Hi,
I’m modifying the DQN tutorial code for another task.
At the end of an episode, I need to be able to adjust all the rewards for the episode in the ReplayMemory while keeping the other elements of the namedtuple as they are.
For example, if I have the following code:
from collections import namedtuple
import torch
Transition = namedtuple('Transition',
('state', 'action', 'next_state', 'reward'))
reward1 = torch.tensor([2.0], dtype=torch.float32)
reward2 = torch.tensor([4.0], dtype=torch.float32)
memory = []
memory.append(None)
memory[0] = Transition('275', '54000', '0.0', reward1)
memory.append(None)
memory[1] = Transition('275', '54000', '0.0', reward2)
memory
I create the following memory:
[Transition(state='275', action='54000', next_state='0.0', reward=tensor([2.])),
Transition(state='275', action='54000', next_state='0.0', reward=tensor([4.]))]
Then I create my batch:
batch = Transition(*zip(*memory))
batch
which looks like this:
Transition(state=('275', '275'), action=('54000', '54000'), next_state=('0.0', '0.0'), reward=(tensor([2.]), tensor([4.])))

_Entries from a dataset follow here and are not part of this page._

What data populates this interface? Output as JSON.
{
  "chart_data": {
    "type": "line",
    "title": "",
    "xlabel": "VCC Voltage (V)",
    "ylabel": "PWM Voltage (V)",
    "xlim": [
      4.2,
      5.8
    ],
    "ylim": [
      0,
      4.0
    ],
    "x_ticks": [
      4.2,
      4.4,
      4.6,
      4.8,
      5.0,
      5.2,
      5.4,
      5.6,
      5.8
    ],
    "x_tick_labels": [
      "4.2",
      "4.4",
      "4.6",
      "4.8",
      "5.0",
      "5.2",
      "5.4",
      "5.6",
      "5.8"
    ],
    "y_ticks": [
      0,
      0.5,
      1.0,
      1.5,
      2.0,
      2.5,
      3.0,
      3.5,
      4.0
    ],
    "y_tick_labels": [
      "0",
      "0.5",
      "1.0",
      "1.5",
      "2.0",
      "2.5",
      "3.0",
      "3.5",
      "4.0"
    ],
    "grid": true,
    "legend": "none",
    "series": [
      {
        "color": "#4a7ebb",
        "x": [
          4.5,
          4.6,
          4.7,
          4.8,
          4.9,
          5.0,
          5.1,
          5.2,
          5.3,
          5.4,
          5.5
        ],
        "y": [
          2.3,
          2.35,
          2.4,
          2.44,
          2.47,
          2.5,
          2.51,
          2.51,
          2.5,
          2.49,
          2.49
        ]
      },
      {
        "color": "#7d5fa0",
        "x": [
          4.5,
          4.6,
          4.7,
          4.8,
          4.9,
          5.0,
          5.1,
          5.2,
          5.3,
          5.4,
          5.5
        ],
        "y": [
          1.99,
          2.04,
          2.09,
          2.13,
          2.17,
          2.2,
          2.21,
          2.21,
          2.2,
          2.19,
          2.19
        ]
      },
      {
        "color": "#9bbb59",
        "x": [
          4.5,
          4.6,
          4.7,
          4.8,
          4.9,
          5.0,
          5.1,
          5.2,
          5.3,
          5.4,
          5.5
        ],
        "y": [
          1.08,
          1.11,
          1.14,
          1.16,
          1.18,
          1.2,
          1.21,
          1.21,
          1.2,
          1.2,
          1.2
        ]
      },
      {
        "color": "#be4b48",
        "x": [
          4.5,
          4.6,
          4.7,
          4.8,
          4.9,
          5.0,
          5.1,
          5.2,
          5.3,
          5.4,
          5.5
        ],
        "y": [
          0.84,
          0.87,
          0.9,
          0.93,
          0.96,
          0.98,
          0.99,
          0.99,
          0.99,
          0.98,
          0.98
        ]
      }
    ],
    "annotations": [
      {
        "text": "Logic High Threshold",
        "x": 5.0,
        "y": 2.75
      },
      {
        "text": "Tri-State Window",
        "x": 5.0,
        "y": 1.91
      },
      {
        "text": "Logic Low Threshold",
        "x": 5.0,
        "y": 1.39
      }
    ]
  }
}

And from here, I can extract just the reward batch
reward_batch = torch.cat(batch.reward)
reward_batch
which looks like this:
tensor([2., 4.])
I can now adjust the rewards, e.g. like this:
adjustment = 5.0
reward_batch += adjustment
reward_batch
>>>tensor([7., 9.])
So, my questions is: how do I re-insert the adjusted reward_batch back into the namedtuple of the ReplayMemory so that it will look like this:
[Transition(state='275', action='54000', next_state='0.0', reward=tensor([7.])),
Transition(state='275', action='54000', next_state='0.0', reward=tensor([9.]))]
Thank you in advance for any help.